Where is the user profile stored?
It’s stored in a Gaia hub. The specific URL is anchored to the Bitcoin blockchain by a hash. You can see the URL in the
zonefile key in the object returned from the
/v1/names endpoint on core.blockstack.org:
$ curl https://core.blockstack.org/v1/names/judecnelson.id
"zonefile": "$ORIGIN judecnelson.id\n$TTL 3600\n_http._tcp URI 10 1 \"https://gaia.blockstack.org/hub/15gxXgJyT5tM5A4Cbx99nwccynHYsBouzr/0/profile.json\"\n",
zonefile_hash is the hash160 of the
zonefile, and is written to the blockchain on name registration)
Who has access to modify it?
Only you can modify it. The signature on your profile is checked against the public key address that owns the name’s blockchain. In this example, only the owner of the private key for
15gxXgJyT5tM5A4Cbx99nwccynHYsBouzr can generate a valid profile.

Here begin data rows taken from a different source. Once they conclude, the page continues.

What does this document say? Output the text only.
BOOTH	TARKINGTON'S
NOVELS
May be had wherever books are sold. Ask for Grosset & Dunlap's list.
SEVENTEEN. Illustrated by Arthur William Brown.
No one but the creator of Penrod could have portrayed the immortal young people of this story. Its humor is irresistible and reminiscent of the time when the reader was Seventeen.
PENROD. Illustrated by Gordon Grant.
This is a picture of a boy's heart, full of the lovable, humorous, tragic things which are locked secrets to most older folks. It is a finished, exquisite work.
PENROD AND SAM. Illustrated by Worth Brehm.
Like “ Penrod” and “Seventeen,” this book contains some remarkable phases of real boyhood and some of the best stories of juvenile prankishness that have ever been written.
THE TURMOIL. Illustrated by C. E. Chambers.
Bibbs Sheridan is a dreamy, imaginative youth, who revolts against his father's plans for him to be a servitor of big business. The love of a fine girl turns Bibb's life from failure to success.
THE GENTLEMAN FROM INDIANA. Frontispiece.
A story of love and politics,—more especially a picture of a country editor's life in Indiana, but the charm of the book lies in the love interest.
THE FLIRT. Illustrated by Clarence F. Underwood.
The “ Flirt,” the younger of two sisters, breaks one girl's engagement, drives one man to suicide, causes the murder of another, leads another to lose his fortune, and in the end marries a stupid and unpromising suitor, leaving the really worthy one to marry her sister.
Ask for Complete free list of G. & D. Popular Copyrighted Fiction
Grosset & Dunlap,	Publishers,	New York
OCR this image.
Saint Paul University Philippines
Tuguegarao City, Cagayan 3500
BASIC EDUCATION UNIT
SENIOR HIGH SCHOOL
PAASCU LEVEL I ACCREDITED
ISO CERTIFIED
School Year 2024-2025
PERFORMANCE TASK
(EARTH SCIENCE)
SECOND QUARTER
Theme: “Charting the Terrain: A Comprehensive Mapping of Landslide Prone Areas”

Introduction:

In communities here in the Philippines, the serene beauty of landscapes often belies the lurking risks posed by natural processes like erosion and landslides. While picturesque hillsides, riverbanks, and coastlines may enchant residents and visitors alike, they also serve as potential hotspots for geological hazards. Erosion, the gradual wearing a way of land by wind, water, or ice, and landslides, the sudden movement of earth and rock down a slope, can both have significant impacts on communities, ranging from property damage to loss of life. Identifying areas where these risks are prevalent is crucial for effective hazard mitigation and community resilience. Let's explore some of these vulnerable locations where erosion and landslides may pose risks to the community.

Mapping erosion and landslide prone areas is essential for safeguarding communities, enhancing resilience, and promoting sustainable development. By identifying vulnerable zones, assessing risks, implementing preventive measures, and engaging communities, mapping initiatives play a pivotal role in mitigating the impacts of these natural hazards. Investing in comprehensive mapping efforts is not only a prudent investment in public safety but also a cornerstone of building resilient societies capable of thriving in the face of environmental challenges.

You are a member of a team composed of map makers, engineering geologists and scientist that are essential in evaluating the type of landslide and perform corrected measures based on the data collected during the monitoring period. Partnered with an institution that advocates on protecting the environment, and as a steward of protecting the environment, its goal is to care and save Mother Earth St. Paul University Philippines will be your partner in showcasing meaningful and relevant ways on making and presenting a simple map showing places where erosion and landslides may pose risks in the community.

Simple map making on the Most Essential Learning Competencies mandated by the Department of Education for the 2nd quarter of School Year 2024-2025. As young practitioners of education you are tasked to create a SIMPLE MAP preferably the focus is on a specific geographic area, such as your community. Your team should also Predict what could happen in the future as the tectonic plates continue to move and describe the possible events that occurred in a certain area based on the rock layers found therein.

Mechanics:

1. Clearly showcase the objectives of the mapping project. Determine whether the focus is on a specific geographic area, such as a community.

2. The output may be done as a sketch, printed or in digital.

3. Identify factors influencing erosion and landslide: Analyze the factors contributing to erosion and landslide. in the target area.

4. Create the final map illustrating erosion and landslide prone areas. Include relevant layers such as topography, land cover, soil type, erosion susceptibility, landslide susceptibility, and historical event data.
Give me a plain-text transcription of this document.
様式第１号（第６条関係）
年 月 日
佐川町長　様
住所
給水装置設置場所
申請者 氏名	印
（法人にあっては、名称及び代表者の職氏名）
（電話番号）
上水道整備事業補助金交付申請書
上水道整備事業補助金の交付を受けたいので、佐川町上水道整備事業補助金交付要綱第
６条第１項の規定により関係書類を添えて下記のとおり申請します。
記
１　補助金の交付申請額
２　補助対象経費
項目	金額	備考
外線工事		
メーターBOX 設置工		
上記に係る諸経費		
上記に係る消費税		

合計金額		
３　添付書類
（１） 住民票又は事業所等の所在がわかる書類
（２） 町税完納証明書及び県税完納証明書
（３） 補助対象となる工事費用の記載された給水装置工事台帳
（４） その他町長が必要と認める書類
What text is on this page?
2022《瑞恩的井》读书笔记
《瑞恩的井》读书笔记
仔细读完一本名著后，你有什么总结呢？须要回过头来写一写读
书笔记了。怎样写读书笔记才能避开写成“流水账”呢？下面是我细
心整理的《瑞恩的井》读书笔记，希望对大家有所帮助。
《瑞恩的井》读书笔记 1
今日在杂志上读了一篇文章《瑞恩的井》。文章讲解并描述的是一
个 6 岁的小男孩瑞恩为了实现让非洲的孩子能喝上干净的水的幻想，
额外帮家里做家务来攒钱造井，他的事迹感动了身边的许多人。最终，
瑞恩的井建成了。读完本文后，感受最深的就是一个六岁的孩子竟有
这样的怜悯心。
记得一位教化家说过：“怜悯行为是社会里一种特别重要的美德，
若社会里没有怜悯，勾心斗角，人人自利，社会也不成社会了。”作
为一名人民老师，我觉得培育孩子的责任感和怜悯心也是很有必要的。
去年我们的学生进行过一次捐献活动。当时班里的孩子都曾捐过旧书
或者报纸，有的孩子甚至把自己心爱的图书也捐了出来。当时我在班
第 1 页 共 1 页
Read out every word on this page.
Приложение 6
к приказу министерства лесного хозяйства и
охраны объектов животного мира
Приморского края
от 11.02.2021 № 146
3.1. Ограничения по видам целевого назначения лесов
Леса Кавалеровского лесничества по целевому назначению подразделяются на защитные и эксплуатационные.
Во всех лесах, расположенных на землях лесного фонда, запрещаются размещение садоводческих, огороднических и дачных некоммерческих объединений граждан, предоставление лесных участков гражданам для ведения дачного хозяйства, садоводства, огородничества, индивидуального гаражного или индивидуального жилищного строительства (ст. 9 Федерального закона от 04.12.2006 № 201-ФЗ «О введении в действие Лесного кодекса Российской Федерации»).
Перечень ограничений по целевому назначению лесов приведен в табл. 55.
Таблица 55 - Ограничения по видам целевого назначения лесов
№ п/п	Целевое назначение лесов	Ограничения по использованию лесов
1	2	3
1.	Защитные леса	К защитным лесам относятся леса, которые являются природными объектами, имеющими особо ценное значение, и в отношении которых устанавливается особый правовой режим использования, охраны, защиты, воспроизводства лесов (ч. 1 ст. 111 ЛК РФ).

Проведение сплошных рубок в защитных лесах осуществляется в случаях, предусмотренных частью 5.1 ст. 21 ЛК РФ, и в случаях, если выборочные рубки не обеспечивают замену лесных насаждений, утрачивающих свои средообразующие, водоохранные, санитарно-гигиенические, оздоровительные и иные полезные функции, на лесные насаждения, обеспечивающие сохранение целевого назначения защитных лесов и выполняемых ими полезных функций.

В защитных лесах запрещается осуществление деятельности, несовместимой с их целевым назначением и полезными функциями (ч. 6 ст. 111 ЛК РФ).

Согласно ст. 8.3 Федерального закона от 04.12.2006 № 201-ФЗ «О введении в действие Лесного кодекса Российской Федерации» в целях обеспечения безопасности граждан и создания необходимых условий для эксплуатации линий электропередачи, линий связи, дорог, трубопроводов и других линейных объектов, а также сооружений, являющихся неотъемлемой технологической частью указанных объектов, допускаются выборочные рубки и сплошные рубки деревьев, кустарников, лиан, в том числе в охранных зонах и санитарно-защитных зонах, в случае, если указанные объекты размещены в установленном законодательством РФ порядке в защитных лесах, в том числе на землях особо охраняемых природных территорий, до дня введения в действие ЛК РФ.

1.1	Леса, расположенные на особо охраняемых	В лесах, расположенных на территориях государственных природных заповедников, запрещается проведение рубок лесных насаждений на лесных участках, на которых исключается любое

Do I need to create a separate profile for my dapp?
Only if you intend for your dapp to have a Blockstack ID and profile that other non-dapp users can read. For example, if you want the dapp profile to show up in the Blockstack explorer, the profile object itself needs to be a JWT signed by the private key that owns your dapp’s Blockstack ID. The profile JWT’s payload needs to include a URL to an avatar image and list of zero or more social media verifications. There’s a description of what this JWT is expected to look like here.
is the concept of a global file for attestations that is appendable by many apps is feasible?
Can you describe more about what you’re trying to build? It’s possible today to create a materialized view of a global file appended to by many different apps, but the individual attestations may live in each app’s (or each user’s) Gaia hubs.